Петр (болельщики звали его Пекой) в 24 года оказался в числе главных действующих лиц события, которое в футбольной жизни СССР стало центральным на долгие времена. Он дважды играл против басков - и в Ленинграде, и в Москве: в столицу его вызвали из родного города для укрепления и без того сильнейшей по составу команды одноклубников-динамовцев. Но прошел всего-навсего один сезон - и в список пятидесяти пяти лучших футболистов страны он в своем амплуа не попал и под пятым номером. Зато перечень лучших левых инсайдов возглавил его младший брат.
Правда, для футболистов, и тем более болельщиков, понижение Пеки не значило ничего: он остался популярнейшим из игроков, самой занимательной из фигур, выходивших на поле. Зато в нарождавшемся институте тренеров могли торжествовать: нежеланию Петра подчиниться коллективному рисунку игры дана была, как выражались в советские времена, надлежащая оценка.
Старший Дементьев стал первым из футболистов, вошедшим в художественное произведение под собственным именем. Рассказ Льва Кассиля «Турецкие бутсы» начинался фразой: «Пека Дементьев очень знаменит...» Я жил в соседнем с Николаем доме, влюблен был в его дочь, мою сверстницу (журнал «Огонек» посвятил ей очерк «Галочка Дементьева на стадионе») и за выступлениями младшего Дементьева следил с особой заинтересованностью. Но воздействие печатного слова оказалось сильнее - и я ловил себя на том, что в Коле (Николае Тимофеевиче) вижу прежде всего Пекину родню.

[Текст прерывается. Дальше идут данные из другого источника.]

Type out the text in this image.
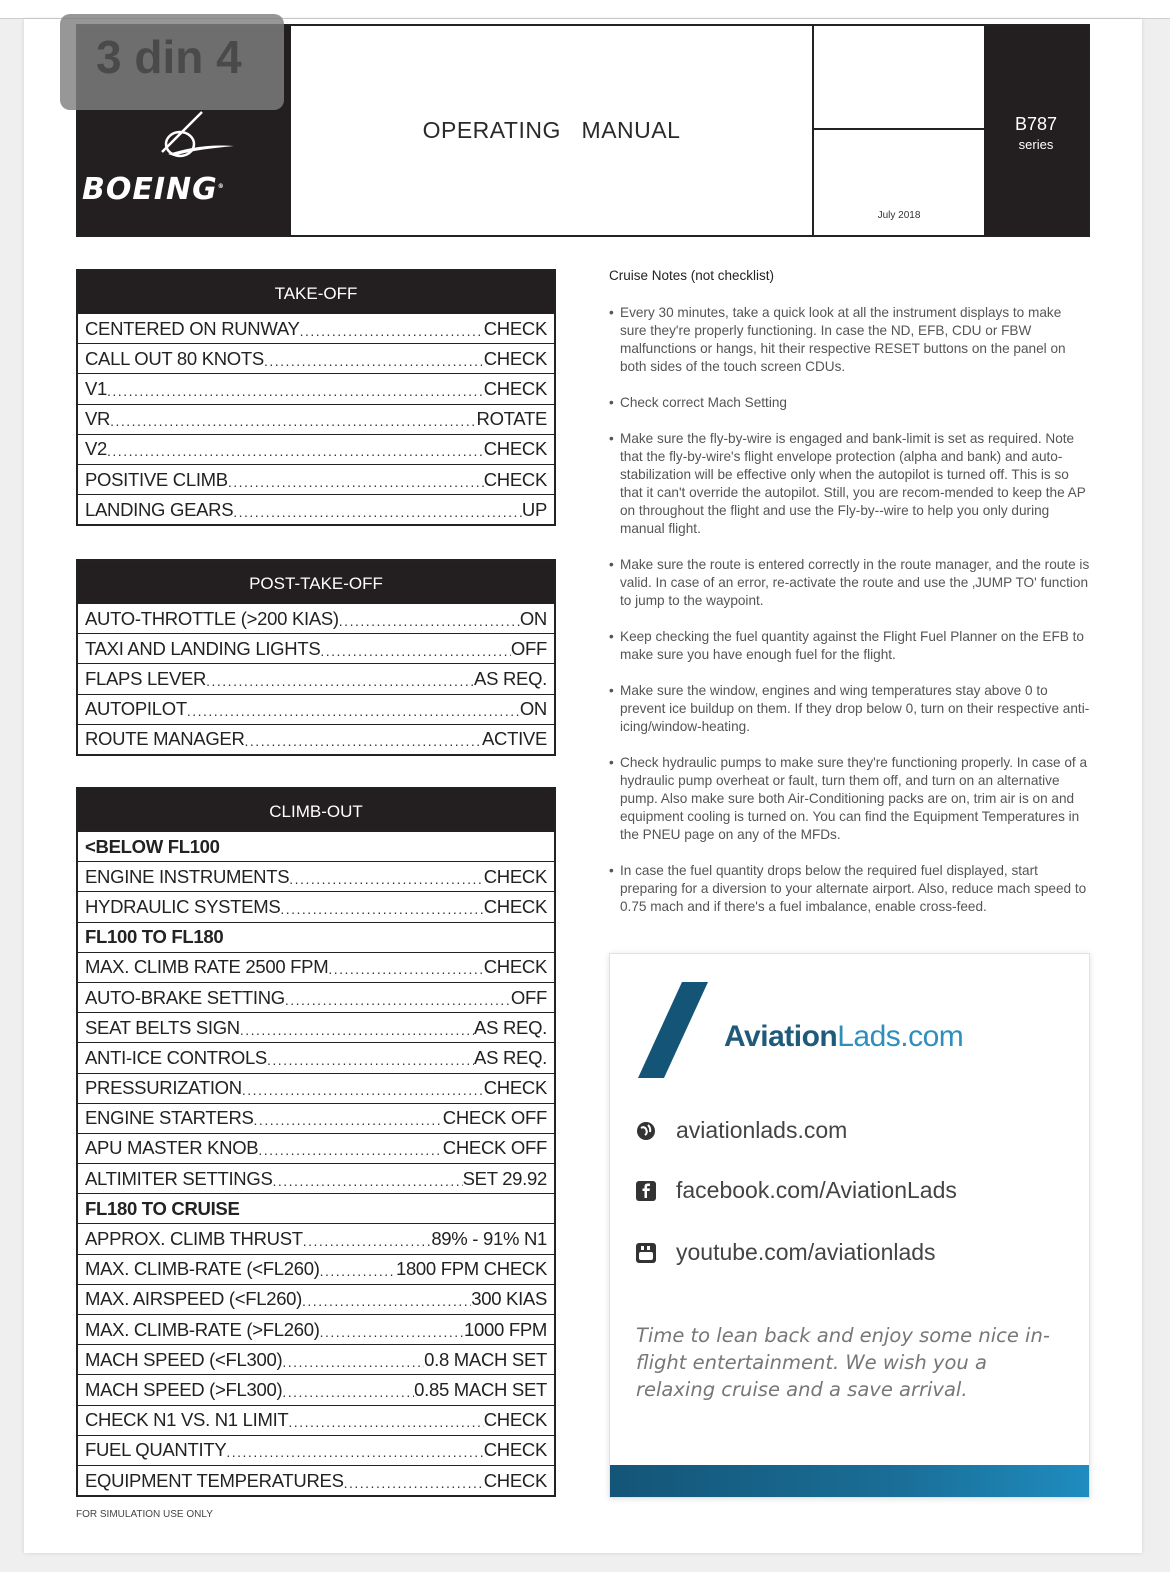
BOEING®
OPERATING   MANUAL
July 2018
B787
series
3 din 4
TAKE-OFF
CENTERED ON RUNWAY .....	CHECK
CALL OUT 80 KNOTS .....	CHECK
V1 .....	CHECK
VR .....	ROTATE
V2 .....	CHECK
POSITIVE CLIMB .....	CHECK
LANDING GEARS .....	UP
POST-TAKE-OFF
AUTO-THROTTLE (>200 KIAS) .....	ON
TAXI AND LANDING LIGHTS .....	OFF
FLAPS LEVER .....	AS REQ.
AUTOPILOT .....	ON
ROUTE MANAGER .....	ACTIVE
CLIMB-OUT
<BELOW FL100
ENGINE INSTRUMENTS .....	CHECK
HYDRAULIC SYSTEMS .....	CHECK
FL100 TO FL180
MAX. CLIMB RATE 2500 FPM .....	CHECK
AUTO-BRAKE SETTING .....	OFF
SEAT BELTS SIGN .....	AS REQ.
ANTI-ICE CONTROLS .....	AS REQ.
PRESSURIZATION .....	CHECK
ENGINE STARTERS .....	CHECK OFF
APU MASTER KNOB .....	CHECK OFF
ALTIMITER SETTINGS .....	SET 29.92
FL180 TO CRUISE
APPROX. CLIMB THRUST .....	89% - 91% N1
MAX. CLIMB-RATE (<FL260) .....	1800 FPM CHECK
MAX. AIRSPEED (<FL260) .....	300 KIAS
MAX. CLIMB-RATE (>FL260) .....	1000 FPM
MACH SPEED (<FL300) .....	0.8 MACH SET
MACH SPEED (>FL300) .....	0.85 MACH SET
CHECK N1 VS. N1 LIMIT .....	CHECK
FUEL QUANTITY .....	CHECK
EQUIPMENT TEMPERATURES .....	CHECK
Cruise Notes (not checklist)
• Every 30 minutes, take a quick look at all the instrument displays to make sure they're properly functioning. In case the ND, EFB, CDU or FBW malfunctions or hangs, hit their respective RESET buttons on the panel on both sides of the touch screen CDUs.
• Check correct Mach Setting
• Make sure the fly-by-wire is engaged and bank-limit is set as required. Note that the fly-by-wire's flight envelope protection (alpha and bank) and auto-stabilization will be effective only when the autopilot is turned off. This is so that it can't override the autopilot. Still, you are recom-mended to keep the AP on throughout the flight and use the Fly-by--wire to help you only during manual flight.
• Make sure the route is entered correctly in the route manager, and the route is valid. In case of an error, re-activate the route and use the ‚JUMP TO' function to jump to the waypoint.
• Keep checking the fuel quantity against the Flight Fuel Planner on the EFB to make sure you have enough fuel for the flight.
• Make sure the window, engines and wing temperatures stay above 0 to prevent ice buildup on them. If they drop below 0, turn on their respective anti-icing/window-heating.
• Check hydraulic pumps to make sure they're functioning properly. In case of a hydraulic pump overheat or fault, turn them off, and turn on an alternative pump. Also make sure both Air-Conditioning packs are on, trim air is on and equipment cooling is turned on. You can find the Equipment Temperatures in the PNEU page on any of the MFDs.
• In case the fuel quantity drops below the required fuel displayed, start preparing for a diversion to your alternate airport. Also, reduce mach speed to 0.75 mach and if there's a fuel imbalance, enable cross-feed.
AviationLads.com
aviationlads.com
facebook.com/AviationLads
youtube.com/aviationlads
Time to lean back and enjoy some nice in-flight entertainment. We wish you a relaxing cruise and a save arrival.
FOR SIMULATION USE ONLY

До сих пор помню, как интриговала меня летом пятидесятого ситуация, когда брат противостоял брату. «Спартак» с Николаем победил динамовцев из Ленинграда со счетом 6:0. Пека себя никак не проявил, но я не разрешил себе разочарования. Я ощущал тайну в неадекватности игрока его исторической значимости. Петр и накануне сорокалетия (оба брата оставались в действующем футболе до тридцати девяти) ничуть не растерял своих уникальных качеств. Сезоном раньше ленинградцев подобным же образом разгромило столичное «Динамо». Но от фокусов (иного термина не подберешь) Пеки победители пришли в полный восторг. Однако реальному футболу с перспективой на спортивное, а не цирковое, будущее Дементьев-старший с волшебством его трюков стал на ведущих ролях не нужен - как Бабанова или Раневская в новом репертуаре своих театров.

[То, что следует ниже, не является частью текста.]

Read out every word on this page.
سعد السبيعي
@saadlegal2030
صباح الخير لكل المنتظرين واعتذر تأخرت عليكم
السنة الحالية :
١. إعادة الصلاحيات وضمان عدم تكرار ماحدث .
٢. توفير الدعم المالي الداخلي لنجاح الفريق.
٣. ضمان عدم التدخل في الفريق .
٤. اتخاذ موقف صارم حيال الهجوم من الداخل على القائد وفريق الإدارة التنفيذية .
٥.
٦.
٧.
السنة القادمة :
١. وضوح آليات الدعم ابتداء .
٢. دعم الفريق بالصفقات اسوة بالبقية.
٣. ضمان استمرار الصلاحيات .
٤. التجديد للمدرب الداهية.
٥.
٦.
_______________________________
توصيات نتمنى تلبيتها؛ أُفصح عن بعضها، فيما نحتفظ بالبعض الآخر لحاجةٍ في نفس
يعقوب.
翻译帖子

Тем не менее в счастливые для себя дни Пека воздействовал на публику безошибочно. Тренерским терпением он, однако, злоупотреблял. И, конечно, ни Аркадьев, ни Якушин, ни спартаковские тренеры, обуздывавшие своих технарей с меньшей строгостью, не потерпели бы в составе форварда, который для истории забил баскам, но в двухстах семи календарных матчах чемпионата страны ограничился всего-то двадцатью двумя мячами. Для справки: Николай провел на пятьдесят девять матчей больше брата, зато голов забил в четыре раза больше!
Все сороковые годы Пека просуществовал в двух ипостасях: архивной и действительной. Премьерская слава осталась в тридцатых, имя мифологизировалось, а сам он с трогательной старомодностью солировал в командах средней ноги. Впрочем, старомодность выражалась высочайшей техникой работы с мячом: по-прежнему никто и рядом с ним не стоял в искусстве дриблинга. Но искусство для искусства теперь не поощрялось. Правда, когда впервые приехал к нам бразильский клуб - карьеры обоих Дементьевых к тому моменту завершились, - старожилы моментально припомнили Пеку. И в сравнении он не проиграл.

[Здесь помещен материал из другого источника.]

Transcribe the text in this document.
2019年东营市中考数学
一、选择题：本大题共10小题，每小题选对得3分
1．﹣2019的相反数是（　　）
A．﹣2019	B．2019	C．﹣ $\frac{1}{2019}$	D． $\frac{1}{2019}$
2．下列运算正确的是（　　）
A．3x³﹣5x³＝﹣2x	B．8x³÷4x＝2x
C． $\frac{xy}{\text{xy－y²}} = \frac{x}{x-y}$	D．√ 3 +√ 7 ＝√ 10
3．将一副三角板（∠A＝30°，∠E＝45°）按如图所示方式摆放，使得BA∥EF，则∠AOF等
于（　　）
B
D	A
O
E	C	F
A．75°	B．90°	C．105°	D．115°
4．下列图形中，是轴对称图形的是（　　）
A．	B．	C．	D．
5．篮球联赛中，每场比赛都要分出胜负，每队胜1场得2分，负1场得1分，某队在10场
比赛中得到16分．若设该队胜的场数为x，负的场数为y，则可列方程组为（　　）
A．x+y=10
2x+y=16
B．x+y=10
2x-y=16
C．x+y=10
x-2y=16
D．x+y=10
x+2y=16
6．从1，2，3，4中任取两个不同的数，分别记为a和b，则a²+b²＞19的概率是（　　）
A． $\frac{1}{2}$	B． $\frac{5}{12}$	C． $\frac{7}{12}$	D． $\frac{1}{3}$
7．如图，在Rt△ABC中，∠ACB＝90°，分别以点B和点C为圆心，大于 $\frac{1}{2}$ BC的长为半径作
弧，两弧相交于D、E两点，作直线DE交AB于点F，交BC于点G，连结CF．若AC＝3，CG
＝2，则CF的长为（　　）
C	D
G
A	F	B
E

Петр отличался вызывающе маленьким ростом - метр шестьдесят. Николай был на девять сантиметров выше. Младшего брата тоже смело можно отнести к наиболее высокотехничным российским мастерам, но в его случае эссенция класса, пока сохранялся авторитет Пеки, выглядела все же разбавленной. Только вот Петр никогда не играл за команды с чемпионскими амбициями, а Николай состоял в них с 1940-го по 1954-й. Реформировавший московское «Динамо» в сезоне сорокового Аркадьев соединил в линии атаки двух приглашенных им ленинградцев - атлета редкой мощи Сергея Соловьева с Дементьевым-младшим, тонко понимавшим систему командных действий. Но в сорок шестом, после ссоры с высоким начальством ведомственного спортобщества, Николая, участника турне по Великобритании, сначала сослали в дальний гарнизон, а затем согласились отдать «Спартаку». И в «Динамо», при всей качественности якушинской селекции, убавилось ровно настолько, насколько прибавилось в спартаковской компании...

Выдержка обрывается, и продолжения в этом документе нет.